Что касается того, что хуже, то пусть будет хуже. Главное – не считать себя лучше других.
17.
Биншток тоже не остался без внимания. На него сразу набросились: “Вот жид – доктор, он вооружен!”
У доктора действительно было оружие. Правда, ничуть не более опасное, чем у Коли.
Тот же жест протянутых вперед рук – раз. Затем повязка с красным крестом.
Вкупе с просьбой о перемирии повязка подтверждала, что он представляет те силы, которые не укорачивают, а удлиняют жизнь.
Не имеет значения, под каким знаком экстерриториальность. Тут что красный крест, а что просто крест.
На поле боя независимость исключена. Это еще хуже, чем выступить за какую-то одну сторону.
Доктору сразу об этом напомнили. Причем было ясно, что это не вся сумма, а только аванс.
Даже тут проявилась склонность этих людей все делать неспешно и наверняка.
Это сегодня они погромщики, а вчера, к примеру, кто-то был столяром. С удовольствием выпиливал какую-то загогулину.
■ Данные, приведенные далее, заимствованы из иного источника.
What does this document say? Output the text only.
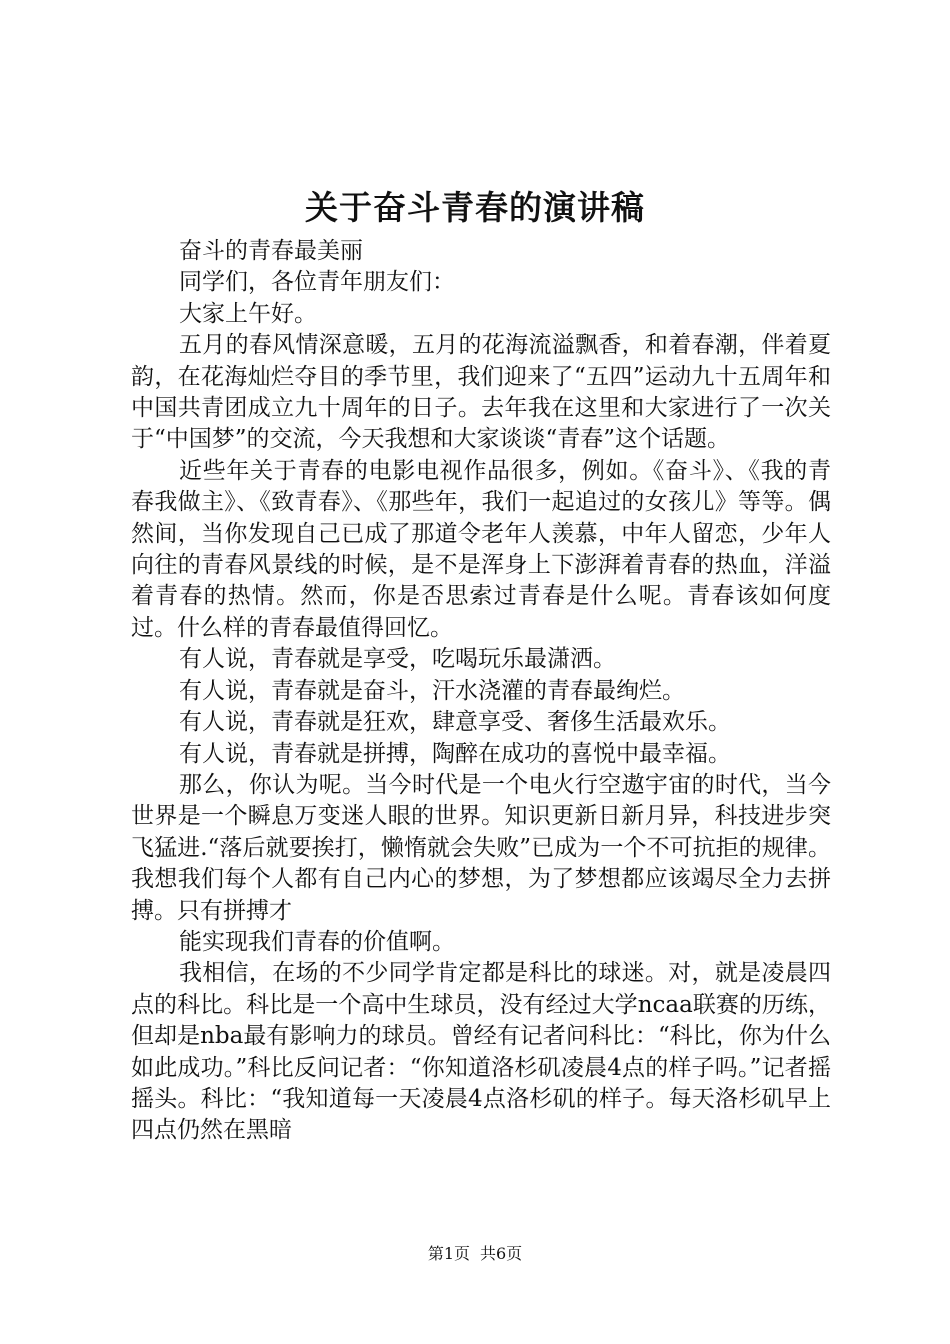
关于奋斗青春的演讲稿

奋斗的青春最美丽

同学们，各位青年朋友们：

大家上午好。

五月的春风情深意暖，五月的花海流溢飘香，和着春潮，伴着夏韵，在花海灿烂夺目的季节里，我们迎来了“五四”运动九十五周年和中国共青团成立九十周年的日子。去年我在这里和大家进行了一次关于“中国梦”的交流，今天我想和大家谈谈“青春”这个话题。

近些年关于青春的电影电视作品很多，例如。《奋斗》、《我的青春我做主》、《致青春》、《那些年，我们一起追过的女孩儿》等等。偶然间，当你发现自己已成了那道令老年人羡慕，中年人留恋，少年人向往的青春风景线的时候，是不是浑身上下澎湃着青春的热血，洋溢着青春的热情。然而，你是否思索过青春是什么呢。青春该如何度过。什么样的青春最值得回忆。

有人说，青春就是享受，吃喝玩乐最潇洒。

有人说，青春就是奋斗，汗水浇灌的青春最绚烂。

有人说，青春就是狂欢，肆意享受、奢侈生活最欢乐。

有人说，青春就是拼搏，陶醉在成功的喜悦中最幸福。

那么，你认为呢。当今时代是一个电火行空遨宇宙的时代，当今世界是一个瞬息万变迷人眼的世界。知识更新日新月异，科技进步突飞猛进.“落后就要挨打，懒惰就会失败”已成为一个不可抗拒的规律。我想我们每个人都有自己内心的梦想，为了梦想都应该竭尽全力去拼搏。只有拼搏才

能实现我们青春的价值啊。

我相信，在场的不少同学肯定都是科比的球迷。对，就是凌晨四点的科比。科比是一个高中生球员，没有经过大学ncaa联赛的历练，但却是nba最有影响力的球员。曾经有记者问科比：“科比，你为什么如此成功。”科比反问记者：“你知道洛杉矶凌晨4点的样子吗。”记者摇摇头。科比：“我知道每一天凌晨4点洛杉矶的样子。每天洛杉矶早上四点仍然在黑暗

第1页 共6页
Сейчас он бьет, будто выпиливает. Старается не оставить ни одного свободного места.
Удивительно: на доктора сыплются удары, а он хочет разобраться. Спрашивает непонятно кого: почему так?
Вдруг в этом огненном потоке такое соображение: если всем известно, что он врач, то тут должны быть его больные.
Каждый когда-то маялся со своей хворью. Прямо в глаза заглядывал: не может ли доктор ему помочь?
Может, конечно. Уж какие сложные бывали случаи, а выход находился всегда.
Помимо капель и мазей, у него есть еще голос. Достаточно сказать, что все поправимо, и боль сразу отступает.
Теперь он сам пациент. Мысленно обращается к Самому Главному Доктору: “Сделайте что-то, мне плохо”.
18.
Тут какая-то рука изо всех сил толкнула Бинштока. В нескольких метрах от этого места он упал на мостовую.
Непонятно кого благодарить за дарованную ему жизнь. Ведь с одинаковым остервенением били все.
Что это за рука-предательница? Изменившая общей идее и решившая действовать в одиночку?
Наверное, дело в инстинкте самосохранения. Ведь у самых здоровых есть больные родственники.
Вот она и разжалась. Из твердой и острой превратилась в мягкую и податливую.